DLQ for AWS StepFunctions

What is DLQ?

DLQ is a concept widely used in message queues, for example, in AWS SQS. Basically, DLQ is a queue to collect the messages that can’t be processed successfully. When you see that your DLQ received some messages, you understand that processing has failed for some messages from the main queue. With that knowledge you can analyze these messages using application logs, traces and metrics and decide how to fix the issue. When you think the issue is fixed, you can move messages from the DLQ to the main queue and reprocess them. Or discard them, depends on your needs. You can read more about DLQ for AWS SQS here.

Why does AWS StepFunctions lack DLQ?

AWS StepFunctions executions can be started via AWS EventBridge, in this case StepFunctions execution acts as an event consumer. But what if the execution fails during the processing? It’s possible to configure an alarm to get a notification for failed executions but when you resolve the issue, you can’t easily restart all the failed executions because they are no longer present as events.

You can restart them manually but when there are hundreds of them, it’s not what you want to do. Having the data about failed executions in some queue would solve the issue with restarting them.

Approach 1. EventBridge (CloudWatch Events) for Step Functions execution status changes

StepFunctions execution status change is an event that can be processed via AWS EventBridge. The following rule catches all failures of StepFunctions executions:

{
  "source": ["aws.states"],
  "detail-type": ["Step Functions Execution Status Change"],
  "detail": {
    "status": ["FAILED", "TIMED_OUT"],
    "stateMachineArn": ["ARN"]
  }
}

All these events can be collected in a queue and then sent to reprocessing via Lambda function.

Some input event starts a new StepFunctions execution. Execution fails.
Execution state change event is sent to an SQS queue via EventBridge rule.
Lambda function reads the messages from the queue.
Lambda function starts new StepFunctions executions.

Approach 2. Catching StepFunctions errors

Briefly this approach described on StackOverflow.

Here you can see a DLQ to collect the failed messages and a lambda function to restart the StepFunctions. Let’s see what happens here step by step:

Some input event starts a new StepFunctions execution.
Executions fails, the error is caught by the StepFunctions and the workflow is moved to the catch state.
Catch state is an SQS integration state that sends a message with the execution input (using execution context expression $$.Execution.Input) to a standalone queue.
Lambda function reads the messages from the queue.
Lambda function starts new StepFunctions executions.

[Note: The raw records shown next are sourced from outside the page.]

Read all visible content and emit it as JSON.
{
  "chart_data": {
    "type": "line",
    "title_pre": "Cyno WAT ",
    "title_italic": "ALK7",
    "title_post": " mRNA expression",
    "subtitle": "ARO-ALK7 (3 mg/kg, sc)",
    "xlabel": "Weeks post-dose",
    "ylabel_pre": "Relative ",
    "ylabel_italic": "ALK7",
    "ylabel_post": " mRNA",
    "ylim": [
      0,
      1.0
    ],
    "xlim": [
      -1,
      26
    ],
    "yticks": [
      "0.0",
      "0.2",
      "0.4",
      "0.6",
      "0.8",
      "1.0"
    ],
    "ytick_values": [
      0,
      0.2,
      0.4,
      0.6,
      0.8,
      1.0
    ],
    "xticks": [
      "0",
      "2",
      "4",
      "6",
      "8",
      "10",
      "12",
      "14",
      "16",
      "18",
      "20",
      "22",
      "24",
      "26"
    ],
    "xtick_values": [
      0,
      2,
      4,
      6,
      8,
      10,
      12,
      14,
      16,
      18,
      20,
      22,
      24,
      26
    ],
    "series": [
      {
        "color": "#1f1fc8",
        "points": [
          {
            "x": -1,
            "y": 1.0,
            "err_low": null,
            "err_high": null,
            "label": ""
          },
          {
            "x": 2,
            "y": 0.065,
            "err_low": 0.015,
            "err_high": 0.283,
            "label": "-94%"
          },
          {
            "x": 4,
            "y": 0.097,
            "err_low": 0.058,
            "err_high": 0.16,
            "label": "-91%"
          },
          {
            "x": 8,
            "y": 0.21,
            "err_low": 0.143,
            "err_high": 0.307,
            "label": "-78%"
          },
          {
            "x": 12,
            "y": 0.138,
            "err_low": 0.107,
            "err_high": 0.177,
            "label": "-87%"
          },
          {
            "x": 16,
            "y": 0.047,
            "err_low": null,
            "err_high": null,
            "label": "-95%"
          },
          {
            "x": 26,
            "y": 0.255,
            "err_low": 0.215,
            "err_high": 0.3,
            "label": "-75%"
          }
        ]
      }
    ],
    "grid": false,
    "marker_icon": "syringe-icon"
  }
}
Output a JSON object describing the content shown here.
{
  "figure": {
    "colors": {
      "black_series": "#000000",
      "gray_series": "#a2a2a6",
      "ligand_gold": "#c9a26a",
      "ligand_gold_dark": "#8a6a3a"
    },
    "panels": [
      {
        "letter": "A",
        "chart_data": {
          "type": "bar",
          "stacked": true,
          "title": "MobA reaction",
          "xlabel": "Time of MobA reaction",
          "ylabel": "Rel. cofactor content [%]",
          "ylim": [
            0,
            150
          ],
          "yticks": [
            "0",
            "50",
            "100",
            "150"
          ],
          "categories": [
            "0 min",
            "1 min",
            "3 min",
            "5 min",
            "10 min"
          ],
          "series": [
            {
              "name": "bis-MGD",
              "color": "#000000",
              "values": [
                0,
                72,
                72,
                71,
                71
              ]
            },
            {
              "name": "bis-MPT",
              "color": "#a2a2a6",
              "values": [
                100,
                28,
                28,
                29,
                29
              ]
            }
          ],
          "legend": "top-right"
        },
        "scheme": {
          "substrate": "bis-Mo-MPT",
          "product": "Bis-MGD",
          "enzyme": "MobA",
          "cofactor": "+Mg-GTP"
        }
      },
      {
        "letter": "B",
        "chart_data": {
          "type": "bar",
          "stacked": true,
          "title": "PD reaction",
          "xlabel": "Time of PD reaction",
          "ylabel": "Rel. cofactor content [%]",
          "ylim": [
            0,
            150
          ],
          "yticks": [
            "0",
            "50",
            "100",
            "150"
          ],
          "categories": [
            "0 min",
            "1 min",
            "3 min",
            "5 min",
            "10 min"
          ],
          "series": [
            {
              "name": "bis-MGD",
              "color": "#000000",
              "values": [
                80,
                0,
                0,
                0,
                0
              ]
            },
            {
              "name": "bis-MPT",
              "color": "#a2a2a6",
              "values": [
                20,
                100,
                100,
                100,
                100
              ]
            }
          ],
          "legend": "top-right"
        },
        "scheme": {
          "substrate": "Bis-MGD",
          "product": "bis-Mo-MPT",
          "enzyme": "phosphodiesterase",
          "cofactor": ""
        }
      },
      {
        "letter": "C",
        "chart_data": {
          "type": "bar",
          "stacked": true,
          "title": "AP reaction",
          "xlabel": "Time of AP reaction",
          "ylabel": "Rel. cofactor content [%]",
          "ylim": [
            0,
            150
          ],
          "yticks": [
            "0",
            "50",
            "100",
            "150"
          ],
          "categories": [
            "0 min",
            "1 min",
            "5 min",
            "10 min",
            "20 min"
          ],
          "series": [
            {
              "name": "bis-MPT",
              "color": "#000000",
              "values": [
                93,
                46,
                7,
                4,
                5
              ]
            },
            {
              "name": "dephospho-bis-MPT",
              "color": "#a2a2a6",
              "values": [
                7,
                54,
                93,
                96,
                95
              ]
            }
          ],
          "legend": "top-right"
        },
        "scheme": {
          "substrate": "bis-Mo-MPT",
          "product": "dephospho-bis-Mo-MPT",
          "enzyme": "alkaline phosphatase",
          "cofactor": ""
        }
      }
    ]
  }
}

Moreover it can be combined with the catch-all approach described here to catch errors from all the states using only one catch block. The resulting StepFunctions definition looks like this:

Show StepFunctions definition JSON

{
    "StartAt": "ParallelState",
    "States": {
        "ParallelState": {
            "Type": "Parallel",
            "Branches": [
                {
                    "StartAt": "Lambda",
                    "States": {
                        "Lambda": {
                            "Type": "Task",
                            "Resource": "ARN",
                            "End": true
                        }
                    }
                }
            ],
            "Catch": [
                {
                    "ErrorEquals": [ "States.ALL" ],
                    "Next": "Send to DLQ"
                }
            ],
            "Next": "Success"
        },
        "Send to DLQ": {
            "Type": "Task",
            "Resource": "arn:aws:states:::sqs:sendMessage",
            "Parameters": {
                "QueueUrl": "URL",
                "MessageBody.$": "$$.Execution.Input",
                "MessageAttributes": {}
            },
            "Next": "Fail"
        },
        "Success": {
            "Type": "Succeed"
        },
        "Fail": {
            "Type": "Fail"
        }
    }
}

The execution will look like this in case of error (Fail state is added to make the whole execution failed, otherwise it will be reflected as a successful execution because the error is caught):

Which approach to use?

From my perspective the first approach looks cleaner as it doesn’t require any changes in the StepFunctions definitions and all errors are handled on a higher level. But there can be some cases when the second approach is more suitable. For example, if you need to start reprocessing from a particular state and not from the default state. In this case you can customize the message sent to SQS with the catch state to include additional information about the failed state and about the error. And then you can use this information to navigate the state machine to the desired state after restart using Choice states. This case is described in AWS Compute Blog.